Robert built a new house that he designed at 42 Kenwood. His sister Carolyn Karlowa built a spacious house at 49 kenwood and he sister Kay and Gretchen Best lived there, although Kay and Gretchen were both gone to college most of the time. Louis P. Best, Jr. built a small house on Glenwood in McClellan Heights.

Financially, the Karlowa Kids each enherited 25,000 aft their mother passed in 1908. It was held in trust accounts for them. Louis and Gretchen Best each inherited half of their mother's estate which was valued around 220,000 if I remember correctly.
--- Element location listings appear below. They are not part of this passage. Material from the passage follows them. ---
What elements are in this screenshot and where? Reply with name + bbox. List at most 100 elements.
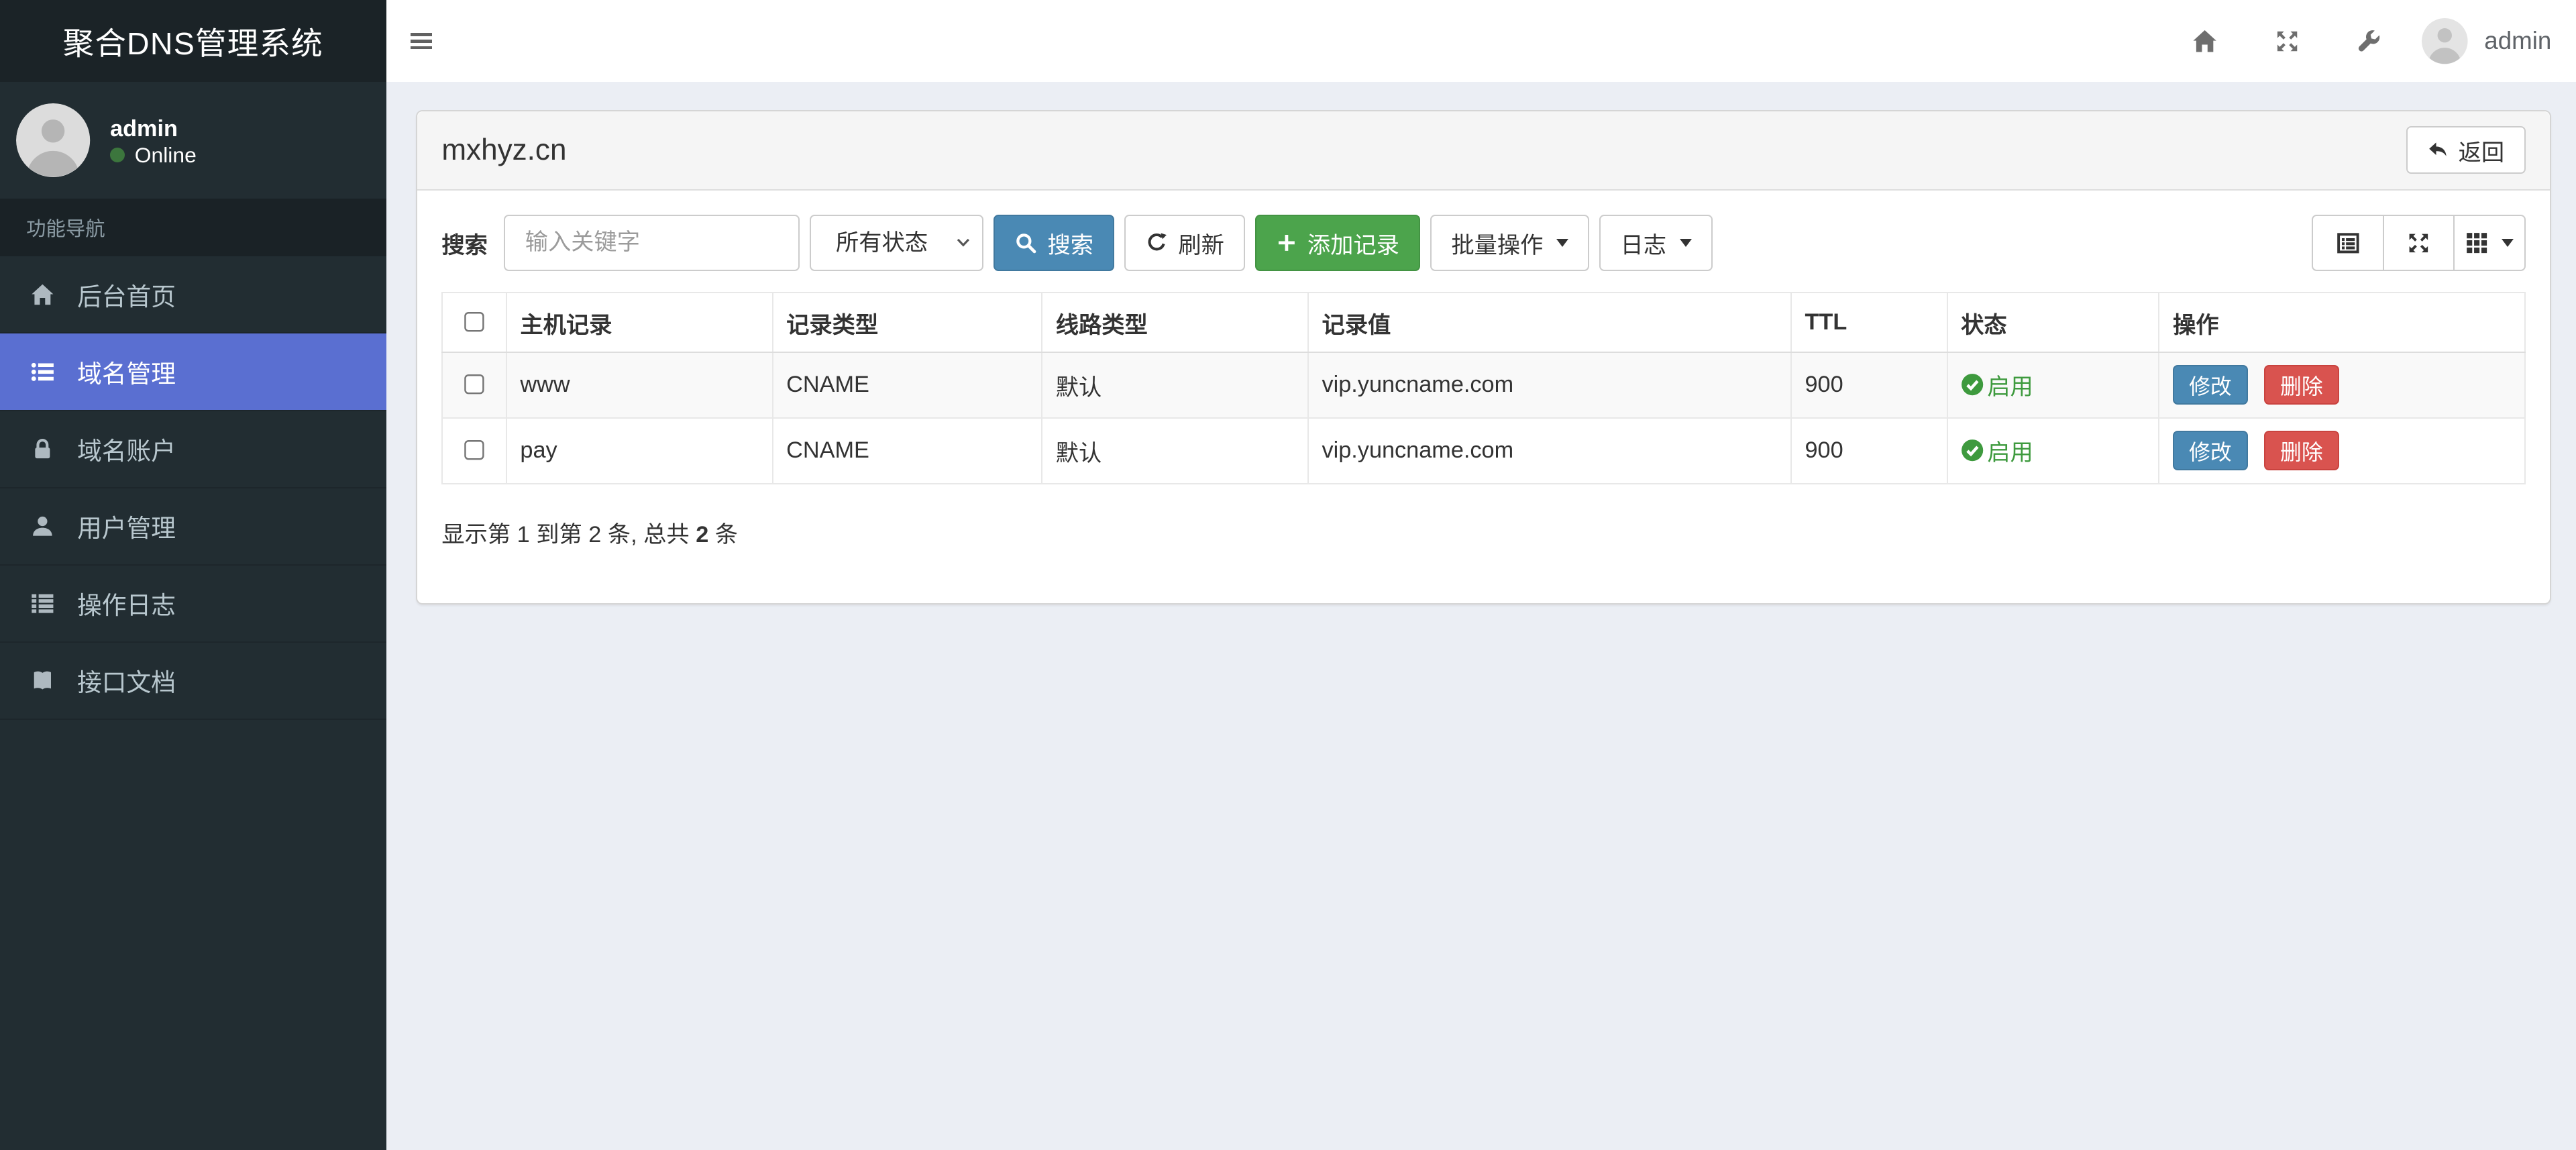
records-table: 主机记录 记录类型 线路类型 记录值 TTL 状态 操作 www CNAME 默… — [441, 292, 2526, 484]
list-icon — [26, 591, 59, 616]
column-header-status: 状态 — [1946, 292, 2160, 353]
search-icon — [1014, 231, 1037, 254]
caret-down-icon — [1556, 238, 1568, 247]
card-view-icon — [2336, 231, 2361, 256]
user-avatar — [16, 103, 91, 178]
check-circle-icon — [1962, 373, 1984, 396]
caret-down-icon — [1679, 238, 1692, 247]
cell-host: pay — [505, 417, 773, 484]
card-view-button[interactable] — [2312, 215, 2384, 271]
page-title: mxhyz.cn — [441, 133, 567, 166]
add-record-button[interactable]: 添加记录 — [1254, 215, 1421, 271]
pagination-summary: 显示第 1 到第 2 条, 总共 2 条 — [441, 522, 739, 548]
columns-dropdown-button[interactable] — [2453, 215, 2526, 271]
sidebar-user-panel: admin Online — [0, 82, 386, 199]
sidebar-item-label: 接口文档 — [77, 669, 176, 697]
cell-ttl: 900 — [1790, 417, 1948, 484]
fullscreen-icon — [2406, 231, 2431, 256]
cell-ttl: 900 — [1790, 351, 1948, 419]
column-header-host: 主机记录 — [505, 292, 773, 353]
app-screen: 聚合DNS管理系统 admin Online 功能导航 后台首页 域名管理 域名… — [0, 0, 2576, 1150]
sidebar-item-dashboard[interactable]: 后台首页 — [0, 256, 386, 334]
refresh-button[interactable]: 刷新 — [1124, 215, 1246, 271]
search-label: 搜索 — [441, 232, 488, 258]
cell-line: 默认 — [1041, 351, 1309, 419]
cell-host: www — [505, 351, 773, 419]
sidebar-item-api-doc[interactable]: 接口文档 — [0, 643, 386, 720]
check-circle-icon — [1962, 439, 1984, 462]
edit-button[interactable]: 修改 — [2173, 431, 2248, 470]
refresh-icon — [1145, 231, 1168, 254]
user-status: Online — [110, 143, 197, 168]
home-icon — [26, 282, 59, 307]
table-fullscreen-button[interactable] — [2382, 215, 2455, 271]
sidebar-item-domain-manage[interactable]: 域名管理 — [0, 333, 386, 411]
status-filter: 所有状态 — [809, 215, 984, 271]
back-button[interactable]: 返回 — [2406, 126, 2526, 174]
back-button-label: 返回 — [2458, 140, 2505, 166]
online-label: Online — [134, 142, 197, 167]
sidebar-item-label: 用户管理 — [77, 515, 176, 543]
caret-down-icon — [2501, 238, 2514, 247]
sidebar-toggle-button[interactable] — [411, 16, 460, 65]
plus-icon — [1276, 232, 1297, 254]
navbar-user-menu[interactable]: admin — [2422, 17, 2552, 64]
cell-value: vip.yuncname.com — [1307, 351, 1792, 419]
columns-grid-icon — [2465, 231, 2488, 254]
nav-section-header: 功能导航 — [0, 199, 386, 257]
top-navbar: admin — [386, 0, 2576, 83]
reply-icon — [2427, 140, 2449, 161]
log-dropdown-label: 日志 — [1620, 232, 1666, 258]
row-checkbox[interactable] — [464, 439, 485, 462]
column-header-actions: 操作 — [2158, 292, 2526, 353]
cell-type: CNAME — [771, 351, 1043, 419]
cell-type: CNAME — [771, 417, 1043, 484]
user-icon — [26, 514, 59, 539]
book-icon — [26, 668, 59, 693]
status-badge: 启用 — [1961, 433, 2033, 467]
domain-records-panel: mxhyz.cn 返回 搜索 所有状态 — [415, 110, 2552, 605]
online-dot-icon — [110, 148, 125, 163]
add-record-label: 添加记录 — [1307, 232, 1399, 258]
sidebar-item-label: 域名管理 — [77, 360, 176, 388]
table-header-row: 主机记录 记录类型 线路类型 记录值 TTL 状态 操作 — [441, 292, 2526, 353]
fullscreen-icon[interactable] — [2257, 11, 2316, 70]
app-logo[interactable]: 聚合DNS管理系统 — [0, 0, 386, 83]
table-row: pay CNAME 默认 vip.yuncname.com 900 启用 修改 … — [441, 417, 2526, 484]
delete-button[interactable]: 删除 — [2263, 365, 2339, 405]
navbar-username: admin — [2484, 27, 2552, 55]
edit-button[interactable]: 修改 — [2173, 365, 2248, 405]
delete-button[interactable]: 删除 — [2263, 431, 2339, 470]
column-header-ttl: TTL — [1790, 292, 1948, 353]
sidebar: 聚合DNS管理系统 admin Online 功能导航 后台首页 域名管理 域名… — [0, 0, 386, 1150]
sidebar-item-domain-account[interactable]: 域名账户 — [0, 411, 386, 488]
sidebar-username: admin — [110, 115, 178, 142]
column-header-type: 记录类型 — [771, 292, 1043, 353]
search-input[interactable] — [504, 215, 800, 271]
main-area: admin mxhyz.cn 返回 搜索 输入关键字 所有状态 搜索 刷新 添加… — [386, 0, 2576, 1150]
column-header-value: 记录值 — [1307, 292, 1792, 353]
toolbar: 搜索 所有状态 搜索 — [441, 215, 2526, 271]
table-view-button-group — [2312, 215, 2526, 271]
batch-actions-label: 批量操作 — [1451, 232, 1544, 258]
avatar — [2422, 17, 2468, 64]
log-dropdown[interactable]: 日志 — [1599, 215, 1713, 271]
row-checkbox[interactable] — [464, 374, 485, 396]
sidebar-item-operation-log[interactable]: 操作日志 — [0, 566, 386, 643]
navbar-right: admin — [2176, 11, 2551, 70]
sidebar-nav: 后台首页 域名管理 域名账户 用户管理 操作日志 接口文档 — [0, 256, 386, 720]
select-all-checkbox[interactable] — [464, 311, 485, 333]
wrench-icon[interactable] — [2340, 11, 2399, 70]
sidebar-item-user-manage[interactable]: 用户管理 — [0, 488, 386, 566]
status-filter-select[interactable]: 所有状态 — [809, 215, 984, 271]
search-button[interactable]: 搜索 — [994, 215, 1115, 271]
search-button-label: 搜索 — [1047, 232, 1093, 258]
home-icon[interactable] — [2176, 11, 2235, 70]
status-badge: 启用 — [1961, 368, 2033, 401]
content-area: mxhyz.cn 返回 搜索 所有状态 — [386, 82, 2576, 1150]
sidebar-item-label: 操作日志 — [77, 592, 176, 620]
batch-actions-dropdown[interactable]: 批量操作 — [1430, 215, 1590, 271]
cell-value: vip.yuncname.com — [1307, 417, 1792, 484]
column-header-line: 线路类型 — [1041, 292, 1309, 353]
sidebar-item-label: 域名账户 — [77, 437, 176, 466]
When Louis Sr. died, his estate was split 3 ways, between his son Rudolph from his first marriage and Louis Jr. and Gretchen. His estate was around $350,000 as I recall.

It appears that the depression pretty well wiped things out. Perhaps the kids kept the factory running when there was no demand for product, and just kept losing money. I just have no idea. Gretchen, our friend has really no idea either, other than her mother did not talk a lot about the luxury that she lived in in her early life and did not complain at all about her very average circumstances as she was raising her family. She does not know what happened financially.

One thing for sure, when wealth is tied up in business stock, and trust accounts, and other investments, and those became worthless sometimes overnight. people who one day had money the next day had nothing. Those were hard times.

Photo commentary and stories provided by David Cordes.